It was a competition just like this one a few years back that focused on the Australian Open which gave me my first proper taste of data modelling in sports and since then my skills have grown exponentially and I’ve had doors opened in my career that I didn’t previously think were even a viable option for me to take, so I can honestly not speak highly enough for the opportunities competitions like Betfair’s Datathon can create.

If you’re interested in taking on my (very ordinary) model, feel free to register for the Datathon yourself!

What is an Elo Model?

First and foremost, I see building an Elo model as a really good starting point for those looking to get into sports data modelling. It will be challenging for those who don’t have much experience in the space, but also simple enough to understand and apply in practice! Let’s get into it.

Elo modelling is a commonly-used approach towards creating rating systems in sport. Originally devised by a very smart guy called Arpad Elo for ranking chess players, the popularity of Elo modelling has grown massively since it’s first official use in the 1960s to the point where it is now widely used to model just about every professional sporting code across the globe. You might have seen people post team ratings for various sports on Twitter or somewhere similar. There’s a solid chance that these are Elo ratings or at the very least inspired by Elo-esque principles.

From a set of Elo ratings we can construct win/loss probabilities for given match-ups between two teams using a simple formula which takes the difference between the two teams’ ratings and outputs the probability of each team winning or losing the match. A very basic yet very effective approach!

To read more the inner workings of Elo models, click here for a detailed run-down of how the mathematics behind an Elo rating system works in the context of tennis matches.

Elo-based systems lend themselves particularly well to modelling soccer, so much so that publicly available Elo ratings systems (www.eloratings.net for international soccer for example) have been adopted by professional bodies to help seed tournaments and create fairer fixtures.

What Do I Need?

This tutorial aims to serve as guide of how to build a basic soccer Elo model with a particular focus on the 2021 editions of the Euro and Copa America, as they will serve as the subject of Betfair’s Datathon.

To follow along with this walk-through you will need two things:

  1. This code is written in a programming language called R. R is a free-to-use statistical computing and graphics environment which is used by by data analysts/scientists/brilliant geniuses like myself all over the globe for all things data analytics. It is one of the more popular programming languages out there and learning it was the single best thing I’ve ever done for my career. I won’t lie, there is a steep learning curve when you get started, but once you know what you’re doing, there’s no limit as to what you can do with it.
    Running R code will require you to have R and RStudio running on your system. Google is your friend here if you’re unsure how to get started – I’ve never had a question relating to programming languages that Google has failed to answer.
  2. You will also need the historical data set provided for Betfair’s 2021 Euro & Copa América Datathon. For full access to the data set including international soccer fixtures from 2014 to 2021 you can register for the Datathon here, or alternatively if you are reading this after the Datathon has concluded, you can download the data required to run this code below.

That’s enough chatter for now, let’s get into writing code and building an Elo model!

Load Packages & Import Data

In the interest of being concise, I’m going to skip any instructions relating to how to use RStudio or the basics of R itself here. There are 1001 tutorials for that on Google already, most of which will be better-written than what I could offer. Instead I’ll jump straight into the model building process itself and leave the R basics tutorial to the wider internet.
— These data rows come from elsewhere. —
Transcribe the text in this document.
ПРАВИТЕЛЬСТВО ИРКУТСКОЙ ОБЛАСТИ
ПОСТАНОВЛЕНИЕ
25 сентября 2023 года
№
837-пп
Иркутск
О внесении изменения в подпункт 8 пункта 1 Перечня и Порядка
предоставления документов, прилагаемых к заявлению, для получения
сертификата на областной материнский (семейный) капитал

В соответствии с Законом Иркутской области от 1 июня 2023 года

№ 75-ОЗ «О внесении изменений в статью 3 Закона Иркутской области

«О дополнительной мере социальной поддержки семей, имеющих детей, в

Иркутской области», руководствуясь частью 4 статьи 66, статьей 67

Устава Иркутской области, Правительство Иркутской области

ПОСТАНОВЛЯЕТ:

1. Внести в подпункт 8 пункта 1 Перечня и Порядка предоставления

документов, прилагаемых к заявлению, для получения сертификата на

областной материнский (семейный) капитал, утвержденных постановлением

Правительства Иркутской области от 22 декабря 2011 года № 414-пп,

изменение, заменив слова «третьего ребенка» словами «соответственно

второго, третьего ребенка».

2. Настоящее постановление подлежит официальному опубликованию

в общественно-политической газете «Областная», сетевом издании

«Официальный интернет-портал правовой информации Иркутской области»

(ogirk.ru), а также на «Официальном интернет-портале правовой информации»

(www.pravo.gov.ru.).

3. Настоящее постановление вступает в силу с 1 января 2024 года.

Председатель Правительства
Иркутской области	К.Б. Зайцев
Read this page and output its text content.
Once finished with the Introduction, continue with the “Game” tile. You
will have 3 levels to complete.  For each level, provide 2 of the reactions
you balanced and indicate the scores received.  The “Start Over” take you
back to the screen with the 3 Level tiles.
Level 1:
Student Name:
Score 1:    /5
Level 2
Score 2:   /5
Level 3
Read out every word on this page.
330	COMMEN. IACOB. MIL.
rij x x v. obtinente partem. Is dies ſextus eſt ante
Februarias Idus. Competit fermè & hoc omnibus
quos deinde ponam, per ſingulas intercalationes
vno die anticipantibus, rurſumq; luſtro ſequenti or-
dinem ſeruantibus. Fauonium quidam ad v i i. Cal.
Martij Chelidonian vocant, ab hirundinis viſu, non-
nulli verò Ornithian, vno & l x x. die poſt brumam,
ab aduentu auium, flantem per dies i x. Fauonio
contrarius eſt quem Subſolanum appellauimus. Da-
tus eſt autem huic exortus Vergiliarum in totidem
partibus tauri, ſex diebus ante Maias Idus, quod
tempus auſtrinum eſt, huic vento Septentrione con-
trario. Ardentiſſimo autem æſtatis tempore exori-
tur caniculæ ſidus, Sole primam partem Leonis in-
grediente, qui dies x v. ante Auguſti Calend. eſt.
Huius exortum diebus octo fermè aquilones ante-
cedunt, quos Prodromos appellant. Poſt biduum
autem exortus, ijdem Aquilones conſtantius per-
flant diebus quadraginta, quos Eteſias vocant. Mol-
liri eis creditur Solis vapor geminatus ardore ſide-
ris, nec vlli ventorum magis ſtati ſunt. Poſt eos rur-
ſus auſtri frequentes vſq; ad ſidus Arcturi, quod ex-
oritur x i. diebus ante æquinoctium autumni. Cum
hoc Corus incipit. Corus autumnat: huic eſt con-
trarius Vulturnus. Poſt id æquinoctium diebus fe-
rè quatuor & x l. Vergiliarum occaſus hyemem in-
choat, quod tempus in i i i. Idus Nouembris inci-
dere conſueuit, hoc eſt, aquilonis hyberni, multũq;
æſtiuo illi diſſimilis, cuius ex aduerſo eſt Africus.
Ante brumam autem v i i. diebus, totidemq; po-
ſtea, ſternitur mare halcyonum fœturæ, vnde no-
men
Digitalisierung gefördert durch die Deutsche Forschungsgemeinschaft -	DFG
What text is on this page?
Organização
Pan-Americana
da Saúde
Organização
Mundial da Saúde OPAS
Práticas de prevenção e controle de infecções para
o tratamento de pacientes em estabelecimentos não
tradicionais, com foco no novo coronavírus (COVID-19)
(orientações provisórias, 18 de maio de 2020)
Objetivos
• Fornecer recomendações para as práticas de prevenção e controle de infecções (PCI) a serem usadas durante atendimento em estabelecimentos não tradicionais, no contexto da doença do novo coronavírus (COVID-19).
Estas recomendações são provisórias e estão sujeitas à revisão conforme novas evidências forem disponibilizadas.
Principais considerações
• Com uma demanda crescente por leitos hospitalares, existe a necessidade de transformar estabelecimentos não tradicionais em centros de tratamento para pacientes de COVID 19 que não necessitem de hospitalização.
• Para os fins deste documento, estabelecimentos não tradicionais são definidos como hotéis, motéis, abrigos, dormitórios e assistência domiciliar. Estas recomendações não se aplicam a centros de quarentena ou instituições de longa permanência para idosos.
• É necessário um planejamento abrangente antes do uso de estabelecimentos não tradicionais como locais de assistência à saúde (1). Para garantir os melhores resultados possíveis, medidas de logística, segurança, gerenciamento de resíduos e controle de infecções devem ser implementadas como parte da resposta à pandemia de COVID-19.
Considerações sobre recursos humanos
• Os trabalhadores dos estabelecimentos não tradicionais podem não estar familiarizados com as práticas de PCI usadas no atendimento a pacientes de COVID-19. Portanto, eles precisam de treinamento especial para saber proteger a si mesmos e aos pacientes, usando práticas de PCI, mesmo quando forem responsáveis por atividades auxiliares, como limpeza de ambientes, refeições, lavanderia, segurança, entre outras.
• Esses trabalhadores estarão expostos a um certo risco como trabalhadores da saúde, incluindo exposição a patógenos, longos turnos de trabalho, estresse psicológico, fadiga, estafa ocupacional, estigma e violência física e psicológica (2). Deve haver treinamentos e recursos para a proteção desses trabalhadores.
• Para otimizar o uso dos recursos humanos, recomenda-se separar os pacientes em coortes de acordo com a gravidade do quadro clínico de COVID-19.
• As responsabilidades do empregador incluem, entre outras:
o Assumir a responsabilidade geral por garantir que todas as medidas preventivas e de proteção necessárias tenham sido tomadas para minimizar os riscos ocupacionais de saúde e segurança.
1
The first thing to do is load the packages that will be required to run the Elo model and to read in the historic data from wherever it is stored on your machine. Packages need to be installed before they can be loaded – use the “install.packages()” function first if you don’t have any of the below installed already.
The main package to take notice of here is the “elo” package. As the name suggests, this package is for running elo models.
The “MLmetrics” package will be used towards the end of the tutorial to back-test the accuracy of our model.

library(readr)
library(dplyr)
library(lubridate)
library(elo)
library(MLmetrics)

raw_data <- read_csv("datathon_initial_form_data.csv")

That’s all it takes to read the data we need into our R workspace. Remember to set your working directory via the Session menu to wherever you’ve saved the data, or else rejig what’s above to reflect the file path on your computer to where the file is saved.

Data Exploration

When using a new data set which is unfamiliar, it is always good practice to first get an idea of the what is included in the data set.

colnames(raw_data)
##  [1] "tournament"                     "timestamp"                      "date_GMT"                       "status"                         "stadium_name"                  
##  [6] "attendance"                     "home_team_name"                 "away_team_name"                 "referee"                        "Game Week"                     
## [11] "home_team_pre_match_ppg"        "away_team_pre_match_ppg"        "home_ppg"                       "away_ppg"                       "home_team_goal_count"          
## [16] "away_team_goal_count"           "total_goal_count"               "total_goals_at_half_time"       "home_team_goal_count_half_time" "away_team_goal_count_half_time"
## [21] "home_team_goal_timings"         "away_team_goal_timings"         "home_team_corner_count"         "away_team_corner_count"         "home_team_yellow_cards"        
## [26] "home_team_red_cards"            "away_team_yellow_cards"         "away_team_red_cards"            "home_team_first_half_cards"     "home_team_second_half_cards"   
## [31] "away_team_first_half_cards"     "away_team_second_half_cards"    "home_team_shots"                "away_team_shots"                "home_team_shots_on_target"     
## [36] "away_team_shots_on_target"      "home_team_shots_off_target"     "away_team_shots_off_target"     "home_team_fouls"                "away_team_fouls"               
## [41] "home_team_possession"           "away_team_possession"           "home_team_xg"                   "away_team_xg"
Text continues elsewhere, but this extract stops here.